Type-2 diabetes, the most common form of diabetes, is caused by insulin resistance which results in high blood glucose levels. The condition occurs most often in older or middle-aged adults, but it can also occur in teens and children.
Unmanaged type-2 diabetes can lead to many health complications and can increase the risk of glaucoma, a family of eye diseases characterized by dangerously high eye pressure. Spikes in intraocular pressure can damage the optic nerve and can cause progressive vision loss and blindness.
Glaucoma can be challenging to diagnose because it often develops slowly without noticeable symptoms. By the time changes in eyesight are noticed, permanent nerve damage has already occurred.
If you have type-2 diabetes, you can take two proactive steps to prevent glaucoma and protect your vision.
Manage Your Diabetes to Prevent Glaucoma
Controlling your diabetes can help promote overall health and prevent glaucoma and vision loss. This includes eating a nutritious diet, exercising regularly and taking your medication as directed. When you regulate your blood sugar levels, blood pressure and cholesterol, you are actively reducing your risk of glaucoma.
Being obese and leading a sedentary lifestyle contribute to insulin resistance, so talk to your doctor about how to lose weight with diet and exercise.

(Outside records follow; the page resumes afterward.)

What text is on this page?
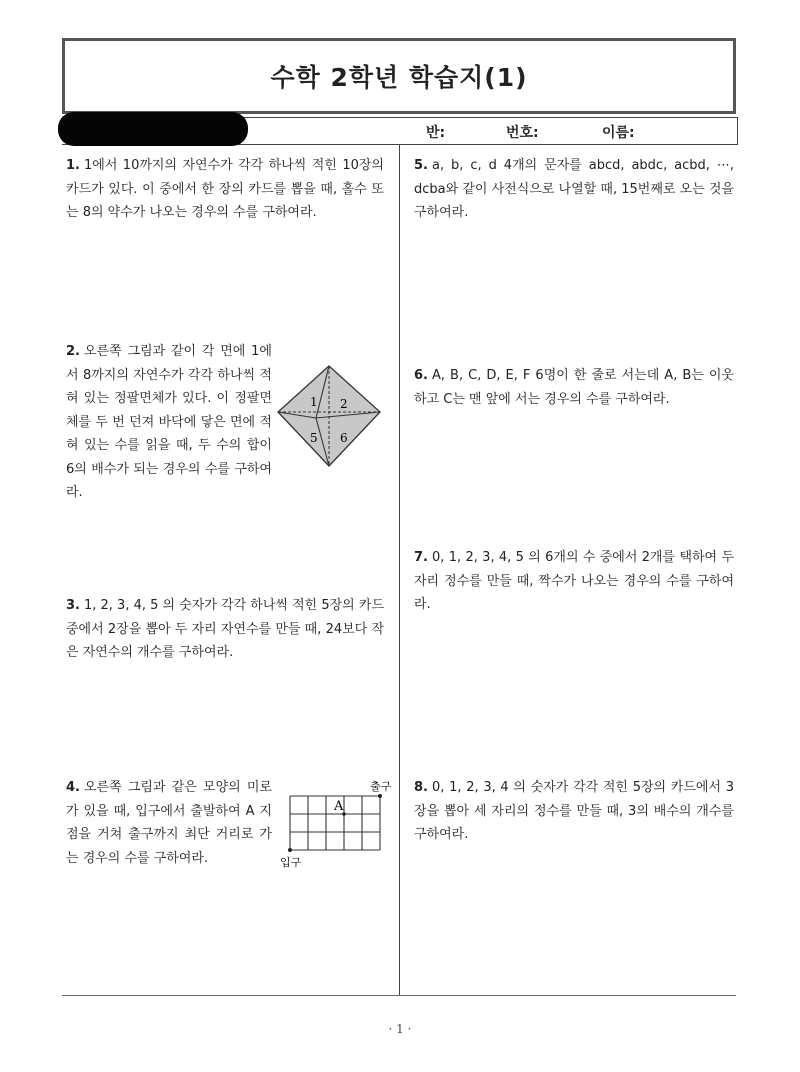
수학 2학년 학습지(1)
반:	번호:	이름:
1. 1에서 10까지의 자연수가 각각 하나씩 적힌 10장의 카드가 있다. 이 중에서 한 장의 카드를 뽑을 때, 홀수 또는 8의 약수가 나오는 경우의 수를 구하여라.
2. 오른쪽 그림과 같이 각 면에 1에서 8까지의 자연수가 각각 하나씩 적혀 있는 정팔면체가 있다. 이 정팔면체를 두 번 던져 바닥에 닿은 면에 적혀 있는 수를 읽을 때, 두 수의 합이 6의 배수가 되는 경우의 수를 구하여라.
1 2
5 6
3. 1, 2, 3, 4, 5 의 숫자가 각각 하나씩 적힌 5장의 카드 중에서 2장을 뽑아 두 자리 자연수를 만들 때, 24보다 작은 자연수의 개수를 구하여라.
4. 오른쪽 그림과 같은 모양의 미로가 있을 때, 입구에서 출발하여 A 지점을 거쳐 출구까지 최단 거리로 가는 경우의 수를 구하여라.
A
출구
입구
5. a, b, c, d 4개의 문자를 abcd, abdc, acbd, ⋯, dcba와 같이 사전식으로 나열할 때, 15번째로 오는 것을 구하여라.
6. A, B, C, D, E, F 6명이 한 줄로 서는데 A, B는 이웃하고 C는 맨 앞에 서는 경우의 수를 구하여라.
7. 0, 1, 2, 3, 4, 5 의 6개의 수 중에서 2개를 택하여 두 자리 정수를 만들 때, 짝수가 나오는 경우의 수를 구하여라.
8. 0, 1, 2, 3, 4 의 숫자가 각각 적힌 5장의 카드에서 3장을 뽑아 세 자리의 정수를 만들 때, 3의 배수의 개수를 구하여라.
· 1 ·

Annual Eye Exams Can Prevent Glaucoma
Visit an ophthalmologist at least once per year for a comprehensive eye exam with dilation. During the exam, the ophthalmologist will dilate your pupil to evaluate the health of your retina, retinal blood vessels and optic nerve. Dilation is essential to monitor your eye health and assess your risk for glaucoma and diabetic retinopathy, another diabetes-related eye condition, which can damage retinal blood vessels.
November is National Diabetes Month, so call your eye doctor to make an appointment for a comprehensive eye exam with dilation. Your ophthalmologist can also provide strategies for effectively managing your diabetes and preserving your eyesight.